Results: There was a mean increase of 2.76 per week in the CD4+ cell count during pregnancy (P = .04). No other characteristics changed significantly during pregnancy. The mean CD4+ and CD8+ cell counts, the CD8 percent, and the total lymphocyte count and percent increased immediately postdelivery. During the first postpartum year, there were statistically significant declines in the absolute CD4+ and CD8+ cell counts, the relative CD4 and CD8 percentages, and the total lymphocyte count and percentage. The rate of change for CD4+ and CD8+ counts, but not for CD4 percent, was less during 1 year in the nonpregnant cohort than in the first postpartum year, and the CD8 percent increased in the nonpregnant women. A wide variability in trends of all measurements during pregnancy was seen.

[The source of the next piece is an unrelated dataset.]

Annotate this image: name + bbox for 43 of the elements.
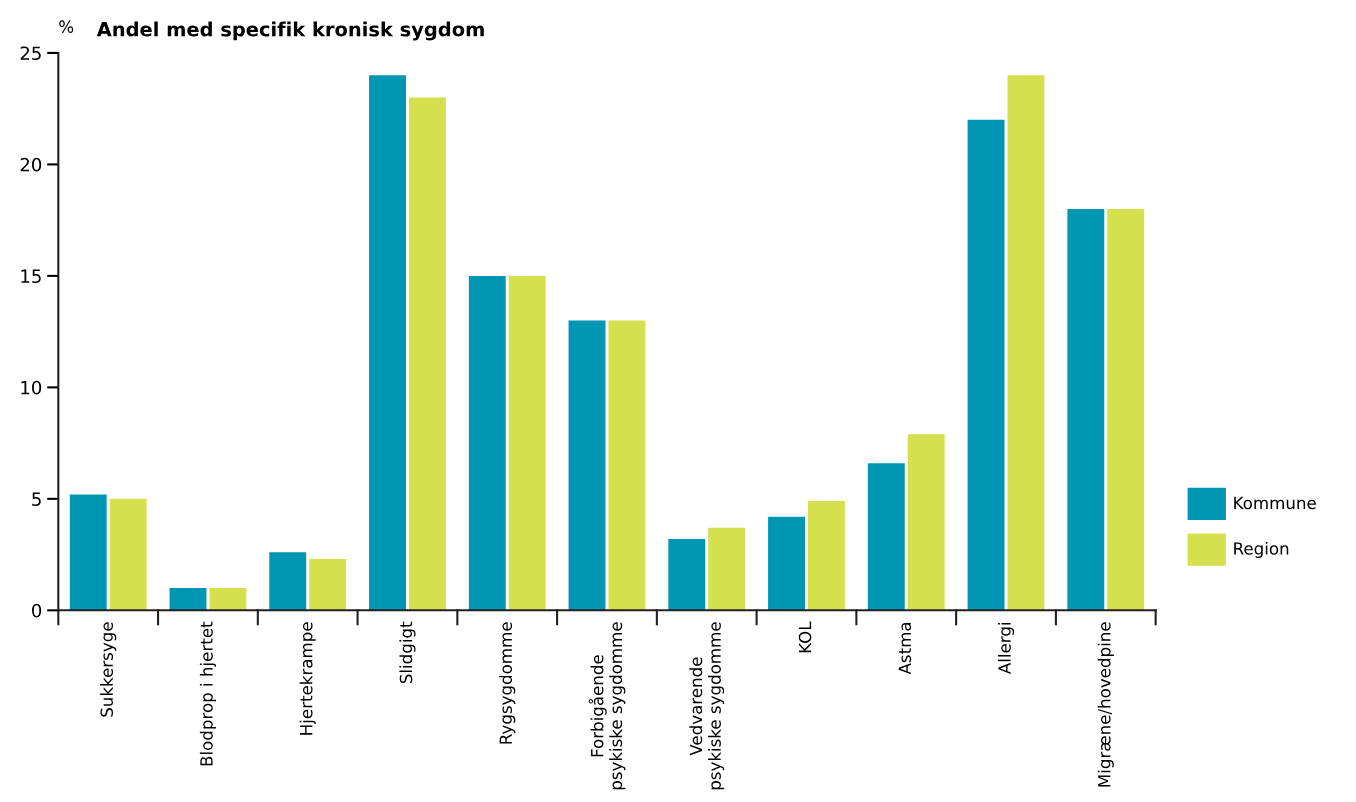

Conclusion: During pregnancy, CD4 and CD8 percentages remain stable. There are no clinically significant changes during pregnancy or postpartum in any lymphocyte parameter we assessed. Postpartum changes in lymphocytes and lymphocyte subsets most likely represent a return to baseline from the physiologic changes of pregnancy and the immediate postpartum period.